Though the principle of judicial review is reasonable and necessary, it has been misused. By creatively interpreting the Constitution so as to substitute their own will for the original intent of the founders, the Supreme Court has recently done much damage to our republic. Of course, the most infamous of such cases is Roe vs. Wade, wherein the justices created the "right to privacy" and applied it in such a way as to render murderers of children immune from prosecution. Obviously, judicial review has its downsides. It is unfortunate that the founders didnt seem to anticipate the rampancy of legislation from the bench which we see today, and provide better methods of stemming this tide.

In the most recent years, the Supreme Court has become so audacious as to consider itself the one and only interpreter of the Constitution. By striking down the Religious Freedom Restoration Act in the 1997 case of Boerne vs.
Flores, the Court took the philosophy of judicial review way too far. In this case, they declared an act of Congress unconstitutional simply because it expanded the freedom of Americas citizens beyond the point which the Court had previously set.

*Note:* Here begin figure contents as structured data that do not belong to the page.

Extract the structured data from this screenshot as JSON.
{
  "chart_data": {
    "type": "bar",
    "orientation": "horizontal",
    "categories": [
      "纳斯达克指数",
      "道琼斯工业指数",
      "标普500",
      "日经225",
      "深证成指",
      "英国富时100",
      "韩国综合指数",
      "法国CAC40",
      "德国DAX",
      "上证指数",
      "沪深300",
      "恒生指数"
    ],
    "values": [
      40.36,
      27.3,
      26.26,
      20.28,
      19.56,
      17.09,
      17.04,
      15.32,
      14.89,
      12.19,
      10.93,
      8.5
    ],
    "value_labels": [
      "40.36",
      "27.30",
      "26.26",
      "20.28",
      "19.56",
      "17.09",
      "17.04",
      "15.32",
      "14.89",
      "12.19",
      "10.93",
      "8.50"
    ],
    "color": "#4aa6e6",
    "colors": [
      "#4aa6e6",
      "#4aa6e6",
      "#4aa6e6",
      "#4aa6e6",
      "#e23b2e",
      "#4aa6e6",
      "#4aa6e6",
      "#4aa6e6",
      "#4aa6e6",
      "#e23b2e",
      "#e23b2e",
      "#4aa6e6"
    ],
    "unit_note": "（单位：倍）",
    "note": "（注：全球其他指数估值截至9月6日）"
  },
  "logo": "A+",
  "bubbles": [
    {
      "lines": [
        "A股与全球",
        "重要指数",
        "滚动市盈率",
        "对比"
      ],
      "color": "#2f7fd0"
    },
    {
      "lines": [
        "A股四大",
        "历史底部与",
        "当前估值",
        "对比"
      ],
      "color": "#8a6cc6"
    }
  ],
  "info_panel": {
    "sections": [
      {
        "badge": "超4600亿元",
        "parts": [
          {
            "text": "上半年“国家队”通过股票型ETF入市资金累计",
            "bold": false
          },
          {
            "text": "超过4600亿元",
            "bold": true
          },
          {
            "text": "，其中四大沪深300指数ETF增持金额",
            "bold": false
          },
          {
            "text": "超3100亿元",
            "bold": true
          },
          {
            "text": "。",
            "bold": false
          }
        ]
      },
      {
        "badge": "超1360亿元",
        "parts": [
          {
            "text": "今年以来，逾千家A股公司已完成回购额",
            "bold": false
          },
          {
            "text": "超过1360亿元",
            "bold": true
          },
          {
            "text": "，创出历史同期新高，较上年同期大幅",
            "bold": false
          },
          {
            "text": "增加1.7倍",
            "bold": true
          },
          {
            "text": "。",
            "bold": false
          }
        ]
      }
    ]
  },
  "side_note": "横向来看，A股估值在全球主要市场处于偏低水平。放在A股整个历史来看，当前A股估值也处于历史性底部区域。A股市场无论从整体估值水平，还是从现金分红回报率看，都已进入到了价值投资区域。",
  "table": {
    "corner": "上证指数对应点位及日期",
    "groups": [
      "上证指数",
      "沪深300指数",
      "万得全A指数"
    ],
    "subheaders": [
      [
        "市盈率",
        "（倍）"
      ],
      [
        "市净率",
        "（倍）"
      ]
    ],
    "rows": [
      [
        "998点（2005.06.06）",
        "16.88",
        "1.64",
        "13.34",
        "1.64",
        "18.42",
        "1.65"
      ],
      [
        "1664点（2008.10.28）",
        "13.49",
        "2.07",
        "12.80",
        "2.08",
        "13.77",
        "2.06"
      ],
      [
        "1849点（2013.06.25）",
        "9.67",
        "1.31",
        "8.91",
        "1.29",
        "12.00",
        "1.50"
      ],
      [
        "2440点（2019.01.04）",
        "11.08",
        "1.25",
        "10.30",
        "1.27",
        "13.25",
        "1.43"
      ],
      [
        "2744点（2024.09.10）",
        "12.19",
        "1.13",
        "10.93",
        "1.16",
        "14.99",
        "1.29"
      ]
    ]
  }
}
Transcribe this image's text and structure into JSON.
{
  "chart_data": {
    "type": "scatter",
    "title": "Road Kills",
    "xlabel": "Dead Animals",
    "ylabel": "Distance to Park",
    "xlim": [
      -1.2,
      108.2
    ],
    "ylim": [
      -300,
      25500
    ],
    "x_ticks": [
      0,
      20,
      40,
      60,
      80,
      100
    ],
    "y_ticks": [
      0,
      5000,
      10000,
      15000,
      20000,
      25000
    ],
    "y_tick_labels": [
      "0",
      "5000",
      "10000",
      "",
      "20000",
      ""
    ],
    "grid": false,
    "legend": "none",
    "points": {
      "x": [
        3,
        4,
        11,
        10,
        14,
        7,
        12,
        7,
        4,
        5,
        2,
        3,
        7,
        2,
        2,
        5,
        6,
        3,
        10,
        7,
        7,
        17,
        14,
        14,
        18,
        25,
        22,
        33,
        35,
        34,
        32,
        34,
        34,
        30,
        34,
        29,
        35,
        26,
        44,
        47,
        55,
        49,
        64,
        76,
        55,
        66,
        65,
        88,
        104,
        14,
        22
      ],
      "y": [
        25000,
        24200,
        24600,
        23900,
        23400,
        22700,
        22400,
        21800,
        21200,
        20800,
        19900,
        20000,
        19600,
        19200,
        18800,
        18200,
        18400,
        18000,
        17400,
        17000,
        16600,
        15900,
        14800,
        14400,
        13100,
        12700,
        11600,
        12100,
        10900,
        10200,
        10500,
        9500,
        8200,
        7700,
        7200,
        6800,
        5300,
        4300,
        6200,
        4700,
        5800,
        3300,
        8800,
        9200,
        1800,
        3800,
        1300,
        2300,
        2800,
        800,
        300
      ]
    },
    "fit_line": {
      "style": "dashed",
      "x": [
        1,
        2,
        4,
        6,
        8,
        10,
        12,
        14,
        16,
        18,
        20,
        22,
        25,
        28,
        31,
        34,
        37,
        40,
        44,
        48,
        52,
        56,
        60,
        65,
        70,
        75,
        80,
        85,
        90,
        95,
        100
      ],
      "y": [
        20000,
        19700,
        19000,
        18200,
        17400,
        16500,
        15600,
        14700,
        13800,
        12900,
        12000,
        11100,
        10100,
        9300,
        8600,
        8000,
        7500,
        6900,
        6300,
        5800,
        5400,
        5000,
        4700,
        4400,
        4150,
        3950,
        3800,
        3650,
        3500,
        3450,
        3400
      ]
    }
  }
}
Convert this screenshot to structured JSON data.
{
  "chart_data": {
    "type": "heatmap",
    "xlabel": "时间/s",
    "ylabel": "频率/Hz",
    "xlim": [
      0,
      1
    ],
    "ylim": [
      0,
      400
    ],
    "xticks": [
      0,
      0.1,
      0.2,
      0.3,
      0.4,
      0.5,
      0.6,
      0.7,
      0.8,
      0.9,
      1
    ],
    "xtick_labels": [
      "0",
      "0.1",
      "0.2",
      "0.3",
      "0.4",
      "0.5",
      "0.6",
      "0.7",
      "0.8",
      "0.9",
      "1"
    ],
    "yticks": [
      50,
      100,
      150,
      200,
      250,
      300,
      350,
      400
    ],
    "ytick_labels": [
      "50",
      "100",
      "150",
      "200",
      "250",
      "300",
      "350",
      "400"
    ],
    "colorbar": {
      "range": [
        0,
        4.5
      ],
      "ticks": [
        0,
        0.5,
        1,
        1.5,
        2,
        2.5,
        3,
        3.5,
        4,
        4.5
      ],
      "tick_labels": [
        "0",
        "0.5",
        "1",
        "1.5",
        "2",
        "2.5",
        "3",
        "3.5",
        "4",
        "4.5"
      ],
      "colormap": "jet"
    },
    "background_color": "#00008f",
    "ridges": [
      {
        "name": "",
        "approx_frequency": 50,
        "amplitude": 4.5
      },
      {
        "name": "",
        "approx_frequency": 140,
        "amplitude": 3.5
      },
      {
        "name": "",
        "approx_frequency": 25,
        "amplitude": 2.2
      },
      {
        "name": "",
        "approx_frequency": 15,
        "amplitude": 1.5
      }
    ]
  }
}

Perhaps most telling is this passage which seems to me to be at the heart of the Boerne decision: "The design of [Fourteenth] Amendment and the text of [section] 5 are inconsistent with the suggestion that Congress has the power to decree the substance of the Fourteenth Amendment's restrictions on the States. Legislation which alters the meaning of the Free Exercise Clause cannot be said to be enforcing the Clause." What the justices seem to be saying is that they alone decide what the clause means, and if you attempt in any way to change that, too bad. What they don't seem to consider is that the "alteration" which the Congress attempted to make was not in conflict with the text of the Constitution at all but rather enlarged our freedom of religion by limiting government. Essentially, they made their own narrow interpretation of the right to religious freedom the arbitrary standard which Congress could neither go above or below in their acts. And even though a few justices did dissent in the Boerne case, none questioned the conclusion of the majority that the Supreme Court alone can decide what the Constitution means.

Though judicial review is a good concept, and an independent judiciary with this power is essential for liberty, it is clear that the potential for misuse of this power cannot be ignored. We must come up with a solution to the problem of judges overstepping their bounds. If we do not, our freedom will continue to be endangered by the real potential tyranny of five black robes.